4. Load and execute a compiled NEFF with spike

The spike library provides a lightweight runtime for loading pre-compiled NEFF binaries and running them on Neuron devices. It does not invoke the compiler — it loads the NEFF directly.

import numpy as np
import torch
from spike import SpikeModel, SpikeTensor

# 1. Load the kernel from a NEFF file (use .neff, NOT .hlo_module.pb)
model = SpikeModel.load_from_neff(
    './hlo_artifacts/neuronxcc-2.22.12471.0+b4a00d10/'
    'MODULE_8749100665346044836+e30acd3a/model.hlo_module.neff',
    'matmul'
)

# 2. Inspect expected I/O
model.input_tensors_info
# {'input1': TensorMetadata(size=16777216, dtype='float32', shape=[2048, 2048]),
#  'input0': TensorMetadata(size=16777216, dtype='float32', shape=[2048, 2048])}
model.output_tensors_info
# {'output0': TensorMetadata(size=16777216, dtype='float32', shape=[2048, 2048])}

# 3. Create inputs on host (torch → numpy → SpikeTensor)
A = torch.rand(2048, 2048)
B = torch.rand(2048, 2048)
device_A = SpikeTensor.from_numpy(A.numpy(), name='input1')
device_B = SpikeTensor.from_numpy(B.numpy(), name='input0')

# 4. Let the model auto-allocate outputs (pass outputs=None)
outputs = model(inputs={'input1': device_A, 'input0': device_B})

# 5. Read result back (SpikeTensor → numpy → torch)
result = torch.from_numpy(outputs['output0'].numpy())

# 6. Verify against PyTorch reference
#    This kernel computes input1.T @ input0 (A.T @ B)
assert torch.allclose(A.T @ B, result, atol=1e-3)

A few practical notes:

• Input and output tensors are identified by name (input1, input0, output0, etc.).

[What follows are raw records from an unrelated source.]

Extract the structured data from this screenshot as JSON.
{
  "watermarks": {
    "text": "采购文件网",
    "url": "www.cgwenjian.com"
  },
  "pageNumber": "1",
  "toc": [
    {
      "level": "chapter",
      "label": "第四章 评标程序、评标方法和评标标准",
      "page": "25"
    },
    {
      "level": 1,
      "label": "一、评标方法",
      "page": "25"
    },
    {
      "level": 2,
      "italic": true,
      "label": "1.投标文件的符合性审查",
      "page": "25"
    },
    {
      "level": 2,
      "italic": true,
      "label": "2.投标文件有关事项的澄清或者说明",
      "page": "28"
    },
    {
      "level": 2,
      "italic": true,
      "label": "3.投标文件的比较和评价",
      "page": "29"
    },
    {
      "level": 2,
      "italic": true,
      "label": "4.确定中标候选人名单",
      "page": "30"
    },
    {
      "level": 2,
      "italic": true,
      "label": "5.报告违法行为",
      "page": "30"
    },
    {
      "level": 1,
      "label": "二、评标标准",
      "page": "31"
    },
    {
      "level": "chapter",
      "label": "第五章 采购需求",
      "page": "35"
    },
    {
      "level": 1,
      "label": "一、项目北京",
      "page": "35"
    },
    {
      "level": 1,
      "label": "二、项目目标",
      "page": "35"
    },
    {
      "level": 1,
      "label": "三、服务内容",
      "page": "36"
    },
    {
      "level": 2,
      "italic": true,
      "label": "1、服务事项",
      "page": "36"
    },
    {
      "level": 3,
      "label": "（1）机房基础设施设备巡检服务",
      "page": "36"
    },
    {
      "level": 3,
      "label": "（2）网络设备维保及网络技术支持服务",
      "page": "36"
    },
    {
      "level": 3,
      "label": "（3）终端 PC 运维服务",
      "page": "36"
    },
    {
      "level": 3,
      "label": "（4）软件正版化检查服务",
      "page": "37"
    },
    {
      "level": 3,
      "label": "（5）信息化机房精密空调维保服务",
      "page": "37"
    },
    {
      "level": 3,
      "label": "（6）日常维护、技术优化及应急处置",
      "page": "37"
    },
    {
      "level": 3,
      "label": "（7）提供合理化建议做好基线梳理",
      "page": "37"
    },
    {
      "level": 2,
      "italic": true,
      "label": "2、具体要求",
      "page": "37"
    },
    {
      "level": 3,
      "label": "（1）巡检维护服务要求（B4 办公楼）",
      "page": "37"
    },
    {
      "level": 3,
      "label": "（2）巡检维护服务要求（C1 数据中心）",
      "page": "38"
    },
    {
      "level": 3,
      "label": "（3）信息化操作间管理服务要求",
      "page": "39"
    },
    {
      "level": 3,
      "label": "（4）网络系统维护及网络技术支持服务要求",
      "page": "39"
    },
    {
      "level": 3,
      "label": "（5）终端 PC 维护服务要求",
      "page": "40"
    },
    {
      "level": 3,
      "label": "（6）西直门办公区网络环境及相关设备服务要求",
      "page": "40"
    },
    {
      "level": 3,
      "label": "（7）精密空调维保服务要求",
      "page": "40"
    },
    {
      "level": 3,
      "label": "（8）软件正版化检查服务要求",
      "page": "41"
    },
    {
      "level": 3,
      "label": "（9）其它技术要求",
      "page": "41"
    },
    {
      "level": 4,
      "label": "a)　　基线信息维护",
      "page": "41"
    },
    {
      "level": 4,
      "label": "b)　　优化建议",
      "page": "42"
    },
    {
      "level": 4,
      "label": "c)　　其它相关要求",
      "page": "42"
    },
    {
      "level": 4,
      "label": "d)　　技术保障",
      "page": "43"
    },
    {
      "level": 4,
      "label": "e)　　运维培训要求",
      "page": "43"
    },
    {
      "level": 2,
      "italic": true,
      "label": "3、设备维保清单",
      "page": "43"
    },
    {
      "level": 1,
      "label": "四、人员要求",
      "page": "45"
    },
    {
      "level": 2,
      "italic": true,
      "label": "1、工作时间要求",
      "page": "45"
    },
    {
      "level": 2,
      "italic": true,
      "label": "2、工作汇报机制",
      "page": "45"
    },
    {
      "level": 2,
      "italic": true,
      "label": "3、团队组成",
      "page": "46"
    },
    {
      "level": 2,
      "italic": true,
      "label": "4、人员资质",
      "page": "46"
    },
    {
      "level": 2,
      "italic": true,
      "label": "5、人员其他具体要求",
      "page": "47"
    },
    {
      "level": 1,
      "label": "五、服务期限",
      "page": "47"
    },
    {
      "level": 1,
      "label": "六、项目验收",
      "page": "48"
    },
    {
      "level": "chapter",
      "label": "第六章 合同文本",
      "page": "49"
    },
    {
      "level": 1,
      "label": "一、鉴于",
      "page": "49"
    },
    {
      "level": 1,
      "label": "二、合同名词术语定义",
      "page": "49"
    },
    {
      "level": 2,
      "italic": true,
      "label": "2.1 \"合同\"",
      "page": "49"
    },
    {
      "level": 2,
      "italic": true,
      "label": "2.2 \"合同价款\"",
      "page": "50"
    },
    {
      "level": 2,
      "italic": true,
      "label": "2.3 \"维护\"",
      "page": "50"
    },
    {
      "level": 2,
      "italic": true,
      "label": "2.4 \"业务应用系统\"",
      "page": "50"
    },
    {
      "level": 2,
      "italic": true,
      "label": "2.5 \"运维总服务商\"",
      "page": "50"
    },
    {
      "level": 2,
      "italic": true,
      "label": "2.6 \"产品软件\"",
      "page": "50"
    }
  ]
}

The input_tensors_info / output_tensors_info dictionaries tell you the expected names, shapes, and dtypes.
• SpikeTensor names must match the kernel’s parameter names.
• The NEFF is an opaque binary — no compilation step occurs at load time, which makes this path useful when you want to ship a pre-compiled kernel without bundling the full compiler toolchain.

Summary

The full pipeline is three stages:

NKI kernel (Python)
  → extract HLO module (.hlo_module.pb)   [NEURON_EXTRACT_GRAPHS_ONLY=1]
  → compile to NEFF binary (.neff)         [neuronx-cc compile --framework XLA]
  → load & execute on-device               [spike.SpikeModel.load_from_neff]

This workflow gives you a self-contained, pre-compiled kernel that can be distributed and loaded without the Neuron compiler at deploy time.